Fri Oct 22 23:31:02 CDT 2021

On 2021-10-22 9:04 PM, David Starner via Unicode wrote:
> "as long as the source display is correctly enabled and the
> translation software handles the source language(s)." So in no
> interesting cases. Project Gutenberg had a Swedish bible translation
> in an unknown encoding (a variant of the DOS encoding that doesn't
> seem to have corresponded to anything documented); getting it to
> display correctly was basically the same challenge as translating it
> to Unicode, which was eventually done by figuring out what the unknown
> codepoints (obviously quotes) must have been. The set of languages in
> PUA and that have reliable transcription and translation is going to
> be virtually empty, and if you care about correctness and you have the
> font, directly convert the encoding.
Yes, it's best to directly convert old source data when it's feasible.

When the source data is in pre-Unicode Indic languages/scripts (or even 
in pre-shaping support Unicode), this can often not be accomplished 
simply.  If you know the font and can find a cross-reference table, then 
you're off to a good start.  If you can't find an existing 
cross-reference and have to "roll your own", it's not as fun as it 
sounds.  Some legacy fonts combine standard encoding with PUA for 
presentation forms, others use ISO-8859-hacks.  Any presentation form 
might be covered with a dedicated glyph in one font, yet the same 
presentation form might be constructed from two or three component 
glyphs in other fonts.  And, crucially, even after you've set up the 
basic cross-reference table, there's still reordering which must be 
accomplished.  (Pre-Unicode Indic was of necessity entered in visual 
order.  Same for pre-shaping Unicode Indic.)

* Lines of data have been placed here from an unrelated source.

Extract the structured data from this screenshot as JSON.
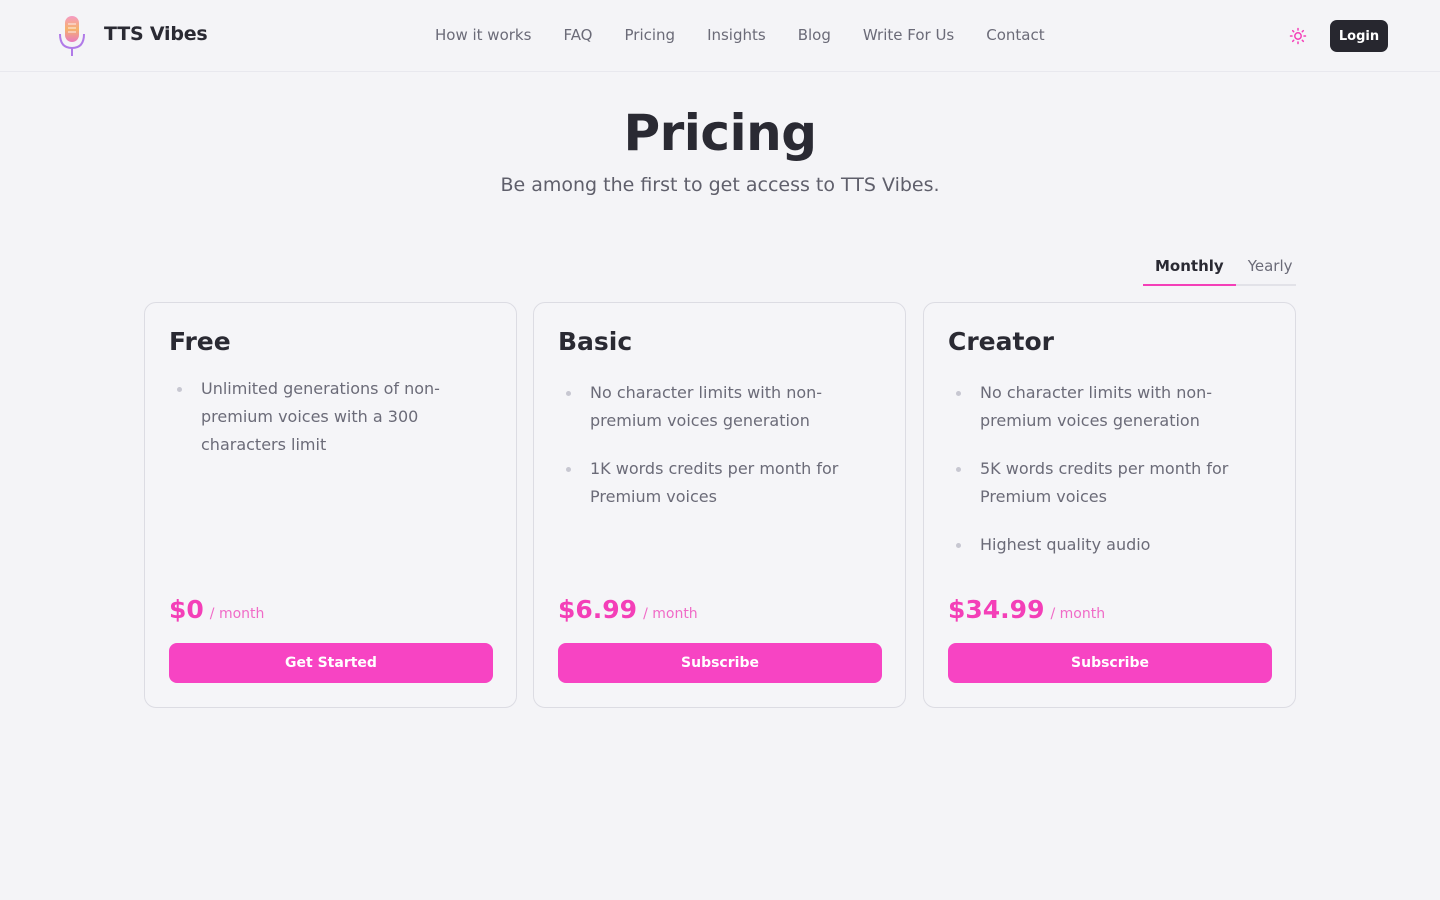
{
  "header": {
    "brand": "TTS Vibes",
    "nav": [
      "How it works",
      "FAQ",
      "Pricing",
      "Insights",
      "Blog",
      "Write For Us",
      "Contact"
    ],
    "theme_icon": "sun-icon",
    "login_label": "Login"
  },
  "hero": {
    "title": "Pricing",
    "subtitle": "Be among the first to get access to TTS Vibes."
  },
  "billing_tabs": {
    "monthly": "Monthly",
    "yearly": "Yearly",
    "active": "Monthly"
  },
  "plans": [
    {
      "name": "Free",
      "features": [
        "Unlimited generations of non-premium voices with a 300 characters limit"
      ],
      "price": "$0",
      "period": "/ month",
      "cta": "Get Started"
    },
    {
      "name": "Basic",
      "features": [
        "No character limits with non-premium voices generation",
        "1K words credits per month for Premium voices"
      ],
      "price": "$6.99",
      "period": "/ month",
      "cta": "Subscribe"
    },
    {
      "name": "Creator",
      "features": [
        "No character limits with non-premium voices generation",
        "5K words credits per month for Premium voices",
        "Highest quality audio"
      ],
      "price": "$34.99",
      "period": "/ month",
      "cta": "Subscribe"
    }
  ],
  "colors": {
    "accent": "#f744c3",
    "dark": "#27272f",
    "background": "#f4f4f7"
  }
}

Instead of going through all that rigamarole, most users would probably 
prefer to just take a picture of the text with their phone and be done 
with it.  And if the source data is PDF, in a perfect world the PDF file 
could be dragged and dropped directly into the app, which would then 
prompt the user to choose whether the source should be processed as text 
or graphic.

I don't know enough about the current state of OCR to evaluate the 
challenge of training software to recognize unsupported scripts.  An 
open source OCR system like Tesseract may already be set-up for the 
common Indic scripts, and since it's crowd-sourced might eventually ease 
or simplify the training process, if it hasn't already.